Questa fragilità interna che genera forza è presente anche in singole parole che definirei chiave, perché determinano da sole il senso intimo dellʼintera poesia. Sono tutte quelle parole di cui la maggioranza ignora il significato, gli arcaismi, che sarebbe meglio chiamare tecnicismi, dato che non sono propriamente termini desueti, ma si caratterizzano per la loro precisione; proprio dove vediamo la precisione estrema è il nucleo del senso della poesia, spesso sotto forma di “correlativo oggettivo”: il poeta vuole sempre darci una chiave per capire parte del segreto, sciogliere e alimentare insieme la suggestione.
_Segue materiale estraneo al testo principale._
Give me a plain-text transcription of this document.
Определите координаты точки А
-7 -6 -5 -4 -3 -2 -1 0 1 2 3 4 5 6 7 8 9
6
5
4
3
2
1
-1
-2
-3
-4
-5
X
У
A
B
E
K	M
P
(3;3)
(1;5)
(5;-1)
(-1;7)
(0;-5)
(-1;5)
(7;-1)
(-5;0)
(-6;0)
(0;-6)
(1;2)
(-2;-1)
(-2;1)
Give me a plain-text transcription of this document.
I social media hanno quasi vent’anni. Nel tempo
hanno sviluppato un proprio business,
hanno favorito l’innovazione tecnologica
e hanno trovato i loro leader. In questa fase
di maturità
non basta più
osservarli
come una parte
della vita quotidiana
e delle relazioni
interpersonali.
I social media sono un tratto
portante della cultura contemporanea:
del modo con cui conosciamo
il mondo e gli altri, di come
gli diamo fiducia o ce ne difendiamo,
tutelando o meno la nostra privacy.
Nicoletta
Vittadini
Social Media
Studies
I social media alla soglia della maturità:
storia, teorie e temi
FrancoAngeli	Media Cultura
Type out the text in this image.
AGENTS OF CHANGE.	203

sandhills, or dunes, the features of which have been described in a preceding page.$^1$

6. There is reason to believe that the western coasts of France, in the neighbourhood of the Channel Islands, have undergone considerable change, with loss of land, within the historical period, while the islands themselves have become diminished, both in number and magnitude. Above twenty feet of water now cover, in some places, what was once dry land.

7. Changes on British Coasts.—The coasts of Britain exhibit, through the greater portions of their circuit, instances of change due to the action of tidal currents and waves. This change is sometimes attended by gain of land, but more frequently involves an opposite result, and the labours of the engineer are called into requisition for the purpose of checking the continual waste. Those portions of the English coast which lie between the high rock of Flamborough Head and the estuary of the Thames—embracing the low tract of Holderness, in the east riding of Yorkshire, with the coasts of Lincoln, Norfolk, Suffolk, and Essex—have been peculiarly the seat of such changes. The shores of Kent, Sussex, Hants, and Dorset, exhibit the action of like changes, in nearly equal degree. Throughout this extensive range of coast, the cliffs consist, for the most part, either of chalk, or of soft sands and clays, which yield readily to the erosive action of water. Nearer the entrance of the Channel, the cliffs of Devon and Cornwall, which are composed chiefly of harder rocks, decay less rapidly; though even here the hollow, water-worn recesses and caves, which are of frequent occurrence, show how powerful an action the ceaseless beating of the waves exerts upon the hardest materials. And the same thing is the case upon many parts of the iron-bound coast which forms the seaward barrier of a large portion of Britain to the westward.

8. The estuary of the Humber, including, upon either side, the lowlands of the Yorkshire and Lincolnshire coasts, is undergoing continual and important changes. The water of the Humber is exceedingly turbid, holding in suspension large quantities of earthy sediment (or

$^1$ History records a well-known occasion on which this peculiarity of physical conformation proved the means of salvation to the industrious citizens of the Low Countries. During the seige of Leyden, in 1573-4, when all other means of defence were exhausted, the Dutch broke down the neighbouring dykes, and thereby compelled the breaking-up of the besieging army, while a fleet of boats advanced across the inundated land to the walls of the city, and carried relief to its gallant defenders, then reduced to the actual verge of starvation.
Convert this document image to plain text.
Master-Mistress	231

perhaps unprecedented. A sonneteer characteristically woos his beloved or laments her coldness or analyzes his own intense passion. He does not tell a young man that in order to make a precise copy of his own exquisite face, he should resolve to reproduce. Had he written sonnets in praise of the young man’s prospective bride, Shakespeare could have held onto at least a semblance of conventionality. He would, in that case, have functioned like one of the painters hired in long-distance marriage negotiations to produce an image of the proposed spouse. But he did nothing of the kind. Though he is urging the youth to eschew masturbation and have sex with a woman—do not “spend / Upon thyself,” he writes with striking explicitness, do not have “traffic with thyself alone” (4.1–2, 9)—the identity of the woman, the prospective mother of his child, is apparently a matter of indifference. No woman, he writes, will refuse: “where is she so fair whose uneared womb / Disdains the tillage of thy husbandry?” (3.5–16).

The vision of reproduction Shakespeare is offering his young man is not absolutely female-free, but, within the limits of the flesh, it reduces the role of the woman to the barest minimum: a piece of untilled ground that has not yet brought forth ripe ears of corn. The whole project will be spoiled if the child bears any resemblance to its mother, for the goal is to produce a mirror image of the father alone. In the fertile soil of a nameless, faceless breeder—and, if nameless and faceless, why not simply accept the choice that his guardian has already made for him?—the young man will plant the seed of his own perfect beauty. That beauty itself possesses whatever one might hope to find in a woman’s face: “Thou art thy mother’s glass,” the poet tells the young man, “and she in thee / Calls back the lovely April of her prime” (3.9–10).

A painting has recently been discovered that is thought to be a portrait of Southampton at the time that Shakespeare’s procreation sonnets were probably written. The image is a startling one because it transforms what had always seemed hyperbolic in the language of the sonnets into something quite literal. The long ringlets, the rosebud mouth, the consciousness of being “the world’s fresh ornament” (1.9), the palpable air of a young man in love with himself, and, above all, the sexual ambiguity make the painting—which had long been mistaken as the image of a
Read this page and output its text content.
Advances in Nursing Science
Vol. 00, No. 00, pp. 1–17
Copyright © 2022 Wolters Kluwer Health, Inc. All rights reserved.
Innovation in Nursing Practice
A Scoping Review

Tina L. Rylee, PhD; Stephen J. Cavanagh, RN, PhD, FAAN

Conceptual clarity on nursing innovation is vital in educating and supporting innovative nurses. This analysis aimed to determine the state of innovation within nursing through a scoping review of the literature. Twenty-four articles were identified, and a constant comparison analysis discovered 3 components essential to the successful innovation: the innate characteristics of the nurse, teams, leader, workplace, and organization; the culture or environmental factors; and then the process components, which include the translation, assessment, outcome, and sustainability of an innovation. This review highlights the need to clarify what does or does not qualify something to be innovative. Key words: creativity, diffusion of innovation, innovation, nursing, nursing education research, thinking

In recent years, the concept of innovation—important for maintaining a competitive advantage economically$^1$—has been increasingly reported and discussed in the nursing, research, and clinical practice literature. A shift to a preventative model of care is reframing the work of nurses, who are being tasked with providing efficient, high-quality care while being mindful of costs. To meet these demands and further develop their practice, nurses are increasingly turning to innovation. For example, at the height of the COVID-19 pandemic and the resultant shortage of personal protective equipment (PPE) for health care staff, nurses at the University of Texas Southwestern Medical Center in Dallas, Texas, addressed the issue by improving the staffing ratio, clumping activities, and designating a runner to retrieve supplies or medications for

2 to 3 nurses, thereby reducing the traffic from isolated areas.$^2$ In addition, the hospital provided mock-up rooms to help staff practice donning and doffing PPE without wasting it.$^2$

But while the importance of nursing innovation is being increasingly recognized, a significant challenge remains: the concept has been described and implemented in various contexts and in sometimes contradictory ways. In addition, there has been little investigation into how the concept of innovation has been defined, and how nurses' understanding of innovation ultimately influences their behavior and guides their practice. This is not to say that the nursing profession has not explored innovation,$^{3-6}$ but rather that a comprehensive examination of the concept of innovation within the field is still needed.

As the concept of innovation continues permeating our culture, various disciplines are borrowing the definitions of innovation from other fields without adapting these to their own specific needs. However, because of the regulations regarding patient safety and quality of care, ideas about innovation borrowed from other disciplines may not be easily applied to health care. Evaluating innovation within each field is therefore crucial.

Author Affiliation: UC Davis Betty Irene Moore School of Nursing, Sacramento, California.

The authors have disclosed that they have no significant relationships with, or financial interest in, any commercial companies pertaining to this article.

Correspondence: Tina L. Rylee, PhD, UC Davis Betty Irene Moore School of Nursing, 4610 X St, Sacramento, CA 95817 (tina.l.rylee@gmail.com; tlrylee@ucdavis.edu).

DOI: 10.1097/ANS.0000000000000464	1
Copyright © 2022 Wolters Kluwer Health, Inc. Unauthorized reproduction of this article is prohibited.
Si possono fare due esempi. Il primo esempio è tratto dalla poesia Iride (p. 247), in cui Iri di Canaan (una trasposizione di Dora Markus) non riesce a distinguere lince da soriano «fuor dellʼombra del sicomoro»; il sicomoro è un albero, ma in particolare veniva utilizzato per fabbricare la tomba dei faraoni Egizi, quindi tutto si ricollega: fuori dallʼombra della morte simbolizzata dallʼalbero, Iri non riesce a distinguere un animale feroce come la lince da un soriano, un gatto, un animale domestico. E solo la morte riesce a far capire come la lince non sia esattamente un animale da compagnia, ossia il vero e crudo esito della guerra: un chiaro riferimento allʼesaltazione del conflitto come motivo di gloria. Altro esempio sono le «ali ingrommate» della poesia Sulla colonna più alta (p. 236), che sarebbero parafrasabili in “ali macchiate di vino”: il che richiama sia al rosso del sangue, sia allʼubriacatura di un momento storico devastato e devastante. Solo questi due esempi bastano a mostrare come nelle parole ritenute più dʼostacolo, quelle di cui si salta lʼanalisi per pigrizia, si celi un fondamento imprescindibile per comprendere parte del segreto poetico, veicolando in sé un senso, una suggestione forte, una materia plasmata per farsi concetto e definire una maggiore umanità in chi legge e capisce. Soprattutto, comunque, è fondamentale la lettura dallʼinizio alla fine: La bufera e altro non è un libro da leggere a spizzichi e bocconi, perché altrimenti non se ne raccoglierebbe il senso. Piuttosto va letto nellʼinsieme, per comprendere appieno il significato di una poesia attenta alla realtà che ci circonda come raramente avviene.
Montale ha parlato di un dramma, la guerra, con la coscienza che solo riconoscendo la fragilità interiore, la debolezza insita nello stesso linguaggio, che difficilmente riesce a dire tutto, si crea quello che è stato il nostro vantaggio evolutivo: lʼarmonia sottesa nella coscienza di essere parte della stessa specie. Cosa di cui spesso ci si dimentica – e per questo ci sono i poeti, che sono il miglior memorandum per queste cose.
Note
[1] Per le citazioni faccio riferimento allʼedizione di La bufera e altro in E. Montale, Tutte le poesie, Mondadori, Milano 2007.
[2] Cfr. P. P. Pasolini, Passione e ideologia, Garzanti, Milano 2009, pp. 322-326.
[3] Tesi sostenuta dallo stesso Pasolini, vedi n. 2.